The signs are that it will do nothing of the sort. Instead it is likely to be little more than a cosmetic exercise, designed to look good without doing too much to disturb the status quo, in which pension fund trustees and managers tell their members no more than they think is good for them.

That, of course, was precisely the reason the Mirror scandal could happen: hundreds of millions of pounds were diverted from their intended purpose because most people were kept in the dark.

Last September, Professor Roy Goode's Pension Law Review Committee published a report that recommended ways to plug some loopholes, such as ordering a proportion of trustee places to be subject to election by the membership at large.

But the White Paper may not go that far, and pension experts still chant the mantra that 'nothing can prevent a determined fraudster if he is determined enough'. True, but life can be made as hard as possible for the villain.

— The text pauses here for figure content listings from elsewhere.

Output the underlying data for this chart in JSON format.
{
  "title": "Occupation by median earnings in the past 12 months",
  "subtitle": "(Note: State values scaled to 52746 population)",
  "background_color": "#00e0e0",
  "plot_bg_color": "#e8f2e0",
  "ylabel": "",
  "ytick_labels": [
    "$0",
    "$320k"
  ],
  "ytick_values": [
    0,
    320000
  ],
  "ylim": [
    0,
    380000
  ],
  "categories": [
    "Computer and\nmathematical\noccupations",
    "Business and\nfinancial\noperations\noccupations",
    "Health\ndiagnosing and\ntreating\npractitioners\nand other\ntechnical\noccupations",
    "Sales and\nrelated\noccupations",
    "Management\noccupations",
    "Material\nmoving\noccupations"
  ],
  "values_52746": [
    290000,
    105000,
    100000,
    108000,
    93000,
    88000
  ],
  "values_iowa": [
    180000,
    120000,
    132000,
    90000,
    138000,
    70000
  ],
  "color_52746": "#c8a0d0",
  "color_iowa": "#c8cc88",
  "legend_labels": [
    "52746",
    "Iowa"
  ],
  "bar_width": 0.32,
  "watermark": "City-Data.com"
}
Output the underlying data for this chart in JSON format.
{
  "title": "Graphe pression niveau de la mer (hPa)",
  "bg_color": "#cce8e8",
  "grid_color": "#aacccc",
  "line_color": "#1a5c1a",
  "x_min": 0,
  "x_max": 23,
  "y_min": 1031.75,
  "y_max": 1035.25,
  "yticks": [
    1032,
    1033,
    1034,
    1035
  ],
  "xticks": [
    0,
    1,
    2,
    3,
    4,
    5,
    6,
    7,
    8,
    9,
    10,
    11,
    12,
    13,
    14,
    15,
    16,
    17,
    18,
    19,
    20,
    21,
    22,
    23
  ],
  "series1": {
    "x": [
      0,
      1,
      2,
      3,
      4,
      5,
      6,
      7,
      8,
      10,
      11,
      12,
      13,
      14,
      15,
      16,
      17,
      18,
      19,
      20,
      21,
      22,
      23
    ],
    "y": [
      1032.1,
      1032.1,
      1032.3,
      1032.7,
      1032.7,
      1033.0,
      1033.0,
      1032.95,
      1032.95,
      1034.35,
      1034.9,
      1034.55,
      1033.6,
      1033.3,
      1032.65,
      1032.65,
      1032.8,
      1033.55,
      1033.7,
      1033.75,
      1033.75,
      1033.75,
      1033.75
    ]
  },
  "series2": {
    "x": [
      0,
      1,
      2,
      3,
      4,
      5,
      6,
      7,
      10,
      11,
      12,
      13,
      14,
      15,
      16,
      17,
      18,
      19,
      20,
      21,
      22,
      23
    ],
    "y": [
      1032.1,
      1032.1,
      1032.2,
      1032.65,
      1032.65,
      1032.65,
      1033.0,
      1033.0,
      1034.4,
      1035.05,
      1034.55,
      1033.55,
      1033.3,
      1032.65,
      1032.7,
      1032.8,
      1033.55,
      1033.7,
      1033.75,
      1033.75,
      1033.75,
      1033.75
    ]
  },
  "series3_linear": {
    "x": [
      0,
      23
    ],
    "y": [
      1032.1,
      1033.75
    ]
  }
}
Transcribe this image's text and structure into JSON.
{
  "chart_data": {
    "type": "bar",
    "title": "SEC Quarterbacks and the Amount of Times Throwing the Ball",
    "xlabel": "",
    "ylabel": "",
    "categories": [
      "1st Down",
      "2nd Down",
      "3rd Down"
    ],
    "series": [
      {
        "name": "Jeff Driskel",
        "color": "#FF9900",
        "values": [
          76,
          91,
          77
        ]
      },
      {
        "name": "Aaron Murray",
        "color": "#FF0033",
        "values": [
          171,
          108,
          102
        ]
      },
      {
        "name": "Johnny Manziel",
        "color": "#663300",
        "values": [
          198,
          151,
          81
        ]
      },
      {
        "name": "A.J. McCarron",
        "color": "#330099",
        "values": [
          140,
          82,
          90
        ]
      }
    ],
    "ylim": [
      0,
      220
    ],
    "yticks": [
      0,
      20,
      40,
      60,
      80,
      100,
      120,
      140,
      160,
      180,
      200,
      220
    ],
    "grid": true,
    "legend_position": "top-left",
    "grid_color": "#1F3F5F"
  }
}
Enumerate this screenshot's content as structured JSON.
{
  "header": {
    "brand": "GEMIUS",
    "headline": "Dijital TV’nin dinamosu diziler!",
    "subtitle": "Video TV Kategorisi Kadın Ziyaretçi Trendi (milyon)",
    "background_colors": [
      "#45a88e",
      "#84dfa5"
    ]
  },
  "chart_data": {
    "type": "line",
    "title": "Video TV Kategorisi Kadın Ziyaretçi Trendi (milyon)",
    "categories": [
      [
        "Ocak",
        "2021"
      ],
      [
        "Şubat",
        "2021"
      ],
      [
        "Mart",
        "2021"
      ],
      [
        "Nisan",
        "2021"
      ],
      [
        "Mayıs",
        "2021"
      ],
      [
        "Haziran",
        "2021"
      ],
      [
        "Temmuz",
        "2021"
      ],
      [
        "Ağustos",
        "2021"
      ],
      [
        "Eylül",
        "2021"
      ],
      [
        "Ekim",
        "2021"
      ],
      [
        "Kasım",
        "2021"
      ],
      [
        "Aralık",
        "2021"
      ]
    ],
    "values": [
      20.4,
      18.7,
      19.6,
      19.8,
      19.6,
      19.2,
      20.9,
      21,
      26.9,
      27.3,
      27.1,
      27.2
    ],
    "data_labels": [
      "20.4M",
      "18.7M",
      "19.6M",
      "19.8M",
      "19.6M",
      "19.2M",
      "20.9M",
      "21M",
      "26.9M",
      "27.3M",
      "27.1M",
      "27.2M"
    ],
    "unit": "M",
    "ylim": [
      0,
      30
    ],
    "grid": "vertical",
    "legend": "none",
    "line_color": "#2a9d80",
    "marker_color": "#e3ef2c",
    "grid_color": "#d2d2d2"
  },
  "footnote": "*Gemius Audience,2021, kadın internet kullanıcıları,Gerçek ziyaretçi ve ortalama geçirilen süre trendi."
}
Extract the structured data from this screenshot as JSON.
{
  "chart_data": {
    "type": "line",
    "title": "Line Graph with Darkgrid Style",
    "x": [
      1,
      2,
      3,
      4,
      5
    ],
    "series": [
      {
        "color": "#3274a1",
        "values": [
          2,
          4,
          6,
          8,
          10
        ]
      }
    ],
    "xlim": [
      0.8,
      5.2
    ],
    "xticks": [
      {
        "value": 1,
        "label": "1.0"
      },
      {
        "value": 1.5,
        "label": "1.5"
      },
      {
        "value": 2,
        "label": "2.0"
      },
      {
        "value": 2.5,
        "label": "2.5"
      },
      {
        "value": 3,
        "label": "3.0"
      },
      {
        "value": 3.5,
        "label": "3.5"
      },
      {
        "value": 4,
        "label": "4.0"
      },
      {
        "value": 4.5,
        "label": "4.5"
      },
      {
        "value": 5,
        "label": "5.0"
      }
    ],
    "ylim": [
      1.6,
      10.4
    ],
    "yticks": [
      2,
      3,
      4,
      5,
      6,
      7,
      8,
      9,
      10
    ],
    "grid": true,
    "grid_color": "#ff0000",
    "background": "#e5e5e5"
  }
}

As it is, the Government seems to have been too inclined to listen to industry warnings that employers might refuse to run pension schemes if they are made too expensive. And they are scared witless by the regulatory burden that has been dumped on the securities industry.

That is why Professor Goode's call for a pensions regulator is expected to be ignored. Instead, the White Paper will try to impose self-regulation, obliging professional advisers to blow the whistle if they smell misbehaviour.

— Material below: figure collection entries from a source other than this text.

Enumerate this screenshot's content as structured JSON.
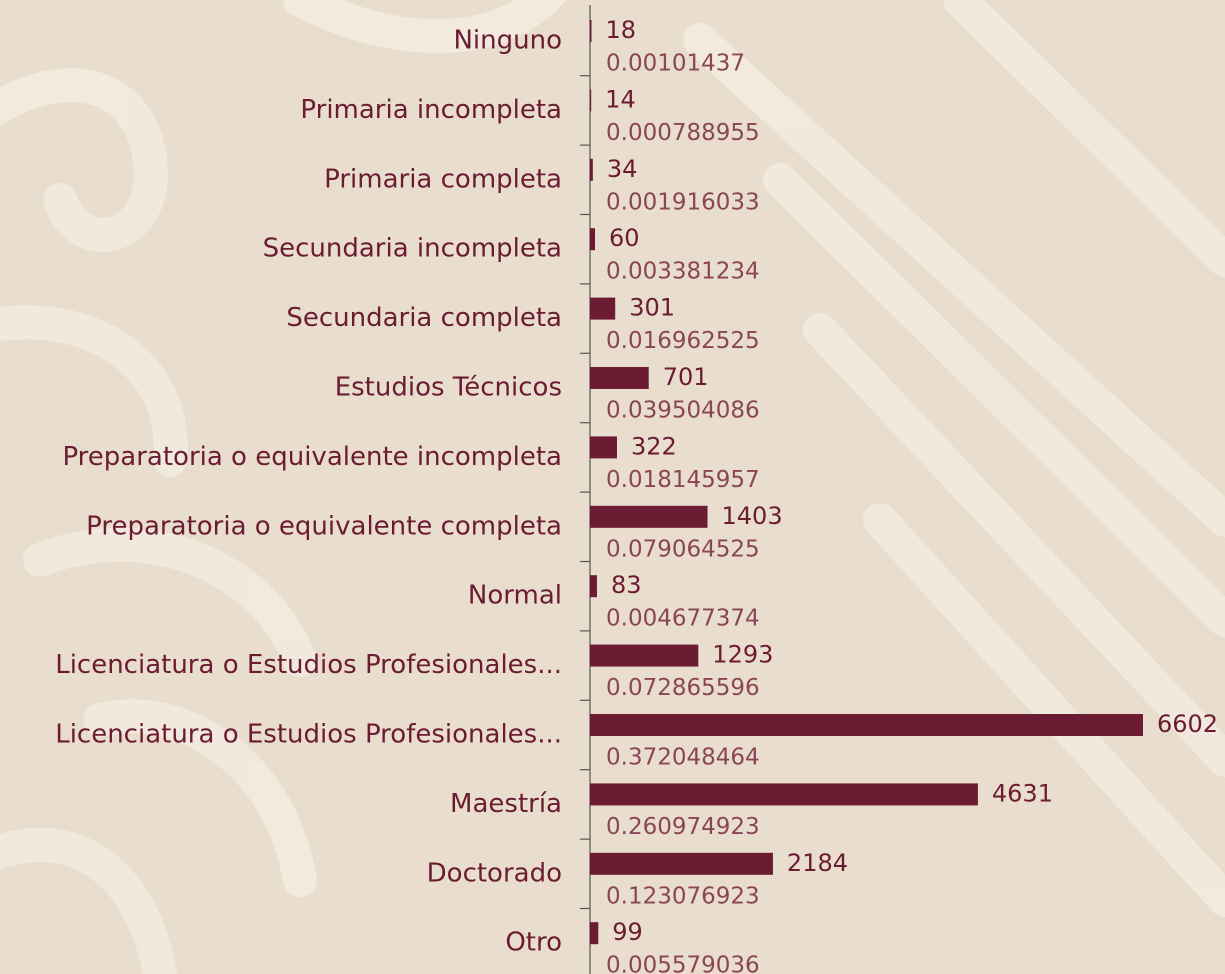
{
  "chart_data": {
    "type": "barh",
    "categories": [
      "Ninguno",
      "Primaria incompleta",
      "Primaria completa",
      "Secundaria incompleta",
      "Secundaria completa",
      "Estudios Técnicos",
      "Preparatoria o equivalente incompleta",
      "Preparatoria o equivalente completa",
      "Normal",
      "Licenciatura o Estudios Profesionales...",
      "Licenciatura o Estudios Profesionales...",
      "Maestría",
      "Doctorado",
      "Otro"
    ],
    "values": [
      18,
      14,
      34,
      60,
      301,
      701,
      322,
      1403,
      83,
      1293,
      6602,
      4631,
      2184,
      99
    ],
    "shares": [
      "0.00101437",
      "0.000788955",
      "0.001916033",
      "0.003381234",
      "0.016962525",
      "0.039504086",
      "0.018145957",
      "0.079064525",
      "0.004677374",
      "0.072865596",
      "0.372048464",
      "0.260974923",
      "0.123076923",
      "0.005579036"
    ],
    "color": "#6b1b32"
  }
}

The trouble with that is that no advisers - be they fund managers, actuaries, lawyers or accountants - want to anger a possibly innocent client. And even if the client turns out to have offended, the advisers do not want to get a name for whistle-blowing. That might turn off potential clients. Certainly, few company auditors warn shareholders of directors' misconduct.

Transparency and muscle are needed - transparency so pension fund members can see what's going on, and muscle to do something about it.

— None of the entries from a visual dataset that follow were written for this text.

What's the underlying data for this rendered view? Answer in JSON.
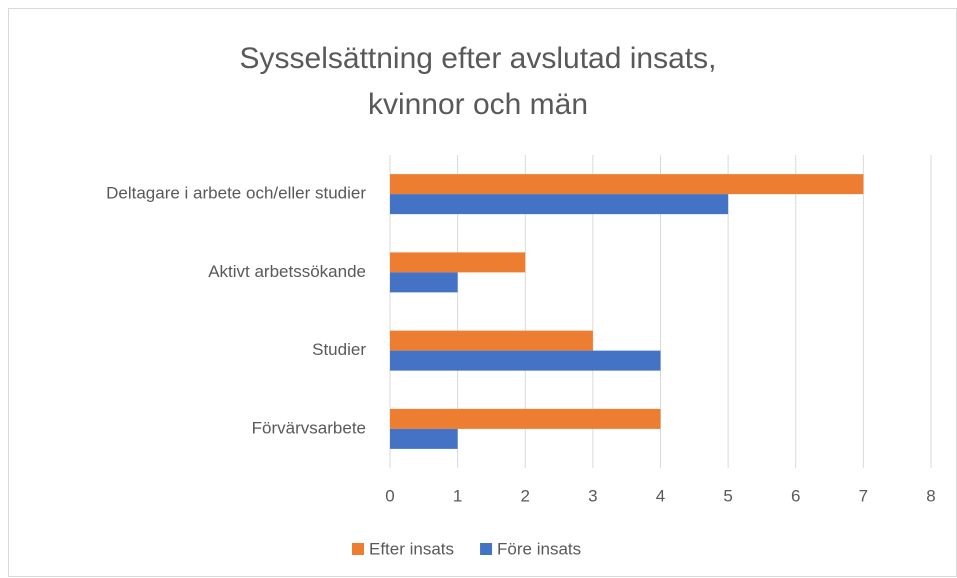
{
  "chart_data": {
    "type": "bar",
    "orientation": "horizontal",
    "title": "Sysselsättning efter avslutad insats, kvinnor och män",
    "categories": [
      "Deltagare i arbete och/eller studier",
      "Aktivt arbetssökande",
      "Studier",
      "Förvärvsarbete"
    ],
    "series": [
      {
        "name": "Efter insats",
        "color": "#ed7d31",
        "values": [
          7,
          2,
          3,
          4
        ]
      },
      {
        "name": "Före insats",
        "color": "#4472c4",
        "values": [
          5,
          1,
          4,
          1
        ]
      }
    ],
    "xlim": [
      0,
      8
    ],
    "xticks": [
      0,
      1,
      2,
      3,
      4,
      5,
      6,
      7,
      8
    ],
    "grid": true,
    "legend": "bottom"
  }
}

There is nothing to stop members being told annually what their individual contributions are worth, with a provisional calculation of how that should translate into a weekly pension at various retirement ages. The life insurance industry already does this, and many of the same companies manage life policies as handle pension funds. And for good measure, it could become mandatory to publish the list of securities the fund was invested in, so everyone concerned could have a good root around.

At this point, the nanny cry goes up that contributors might not 'understand' what was happening if the value of their contributions fell one year after a stock market slump, particularly if their pensions are to be worked out on the basis of final salary.

Sure, people would ask awkward questions. They are likely to be downright suspicious for some years, after the Mirror pensioners' tragedy. That might mean fund managers having to repeat some pretty basic answers, until uneducated laymen get complex arguments into their skulls. Why not? It's their money, after all.

And if they aren't happy, they should have the power to vote through change. At present, pension contributors are little more than passive customers of the trustees and managers. It is time that they were put in charge of their financial destiny.